Sunday, 25 November 2012


I was looking forward to the Radical Independence Conference in Glasgow yesterday and I was not disappointed. Conference organisers billed the event as ‘a one day conference to discuss Independence and the way forward for Scotland’ and they are to be congratulated on presenting a stimulating event, in comfortable surroundings with modern facilities, conducive to thinking, discussing and learning from others. Moreover with delegate passes priced at just £4 [unwaged] they also succeeded in keeping the event within everyone’s reach.

Inevitably with several important and attractive sessions and 800 people attending throughout the course of the day the conference was tightly timetabled and often too unwieldy to decide very much, some ‘workshops’ had 300 people in them. But rightly the events emphasis was on beginning the process of deliberation over the many important issues in front of the entire Independence movement in Scotland.

The thing that struck me most was that just as the Independence movement which covers a multitude of philosophies we too had a wide range with socialists, greens, trades unionists, social democrats, nationalists, internationalists, feminists and single issue campaigners all content to describe themselves as ‘radicals’. Equally we learned to accept, as more than one person said in the 10 workshops, there are presumably radicals who support the union out there too! The word ‘radical’ in itself means almost nothing if we are honest, its like the phrase ‘the people’.

Nonetheless the 800 people who gathered yesterday will have been greatly encouraged by what we have in common, and no one put this better than my ‘Yes Scotland’ Advisory Board colleague Patrick Harvie who said, inter alia, that ‘people who like the status quo will vote no, what we need to win a majority for Independence is a transformational agenda with more democracy, more redistribution of wealth, more public ownership and more co-operation’. And this unanimity was echoed in the packed workshops. I attended one on the case for a Scottish republic. Here each of the arguments for monarchy were abjectly dismantled and ridiculed. Conference accepted there was nothing democratic, progressive or modern about the principle of a hereditary Head of State. And whilst we were all able to agree that republics are not, in and of themselves radical, there can be no doubt that achieving a modern democratic republic for Scotland would be both a huge blow for the British ruling class and a seismic advance for democracy.

I was able to mention how the burgeoning ‘Yes Scotland’ movement has advanced in recent weeks during the session on strategies for Independence. I tried to infuse it with the sense that we are part of a powerful mass movement which compares with the anti-poll tax campaign of 25years ago. And there was a widespread acceptance that the place for the Radical Independence Campaign is inside the ‘Yes Scotland’ coalition helping to ensure our transformational agenda has maximum impact and influence. This is certainly the role myself, Patrick Harvie, Pat Kane, Elaine C Smith and others advance on its Advisory Board.
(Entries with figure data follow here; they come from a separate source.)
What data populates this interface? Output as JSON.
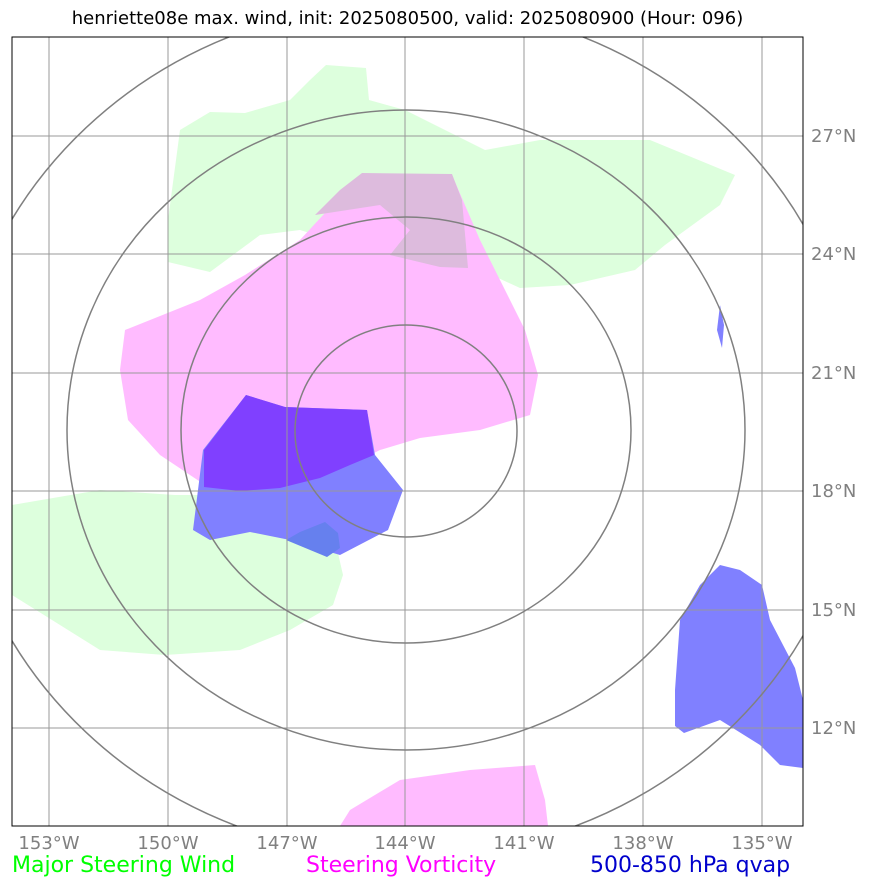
{
  "title": "henriette08e max. wind, init: 2025080500, valid: 2025080900 (Hour: 096)",
  "map": {
    "lon_ticks": [
      "153°W",
      "150°W",
      "147°W",
      "144°W",
      "141°W",
      "138°W",
      "135°W"
    ],
    "lat_ticks": [
      "27°N",
      "24°N",
      "21°N",
      "18°N",
      "15°N",
      "12°N"
    ],
    "lon_range": [
      -154,
      -133
    ],
    "lat_range": [
      9.8,
      29.8
    ],
    "rings": "range rings centered near 18.8°N, 144°W"
  },
  "legend": [
    {
      "label": "Major Steering Wind",
      "color": "#00ff00"
    },
    {
      "label": "Steering Vorticity",
      "color": "#ff00ff"
    },
    {
      "label": "500-850 hPa qvap",
      "color": "#0000cc"
    }
  ],
  "colors": {
    "wind_fill": "#ddffdd",
    "vorticity_fill": "#ffbbff",
    "qvap_fill": "#8080ff",
    "overlap_fill": "#8040ff",
    "grid": "#999999",
    "rings": "#808080"
  }
}
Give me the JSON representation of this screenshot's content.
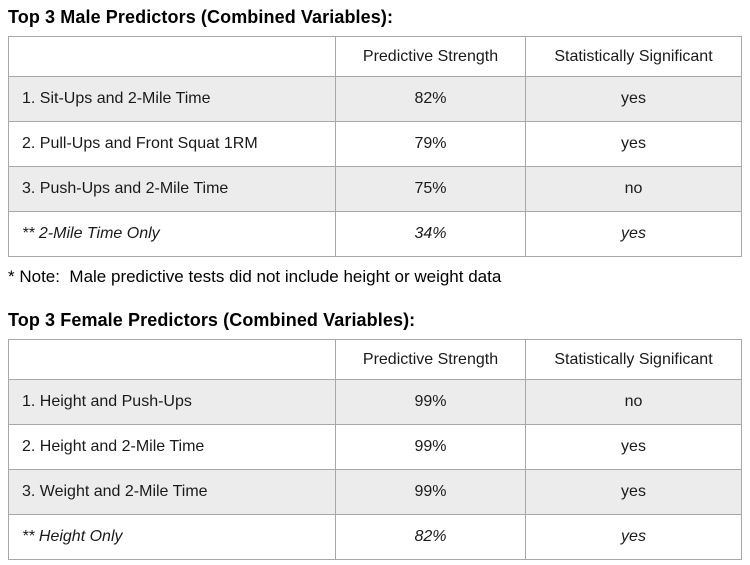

Clearly the addition of thousands of others would be pivotal in shaping the future strategies of the Independence coalition.

In drawing the day long conference to a close Robin McAlpine of the Jimmy Reid Foundation stressed how powerful and persuasive ideas themselves are in the world today saying ‘we [the RIC] are above all an idea and we need to turn that into a story the Scottish people can understand and support’. How true. For here were echoes of Karl Marx’s wise words. ‘Philosophers’ he reminded us 150 years ago, ‘philosophers have merely interpreted the world, the point however is to change it’. For me the most refreshing aspect of yesterdays conference was that these powerful and persuasive ideas, so powerful and challenging, now have greater semblance to gain traction among the Scottish people in 2014.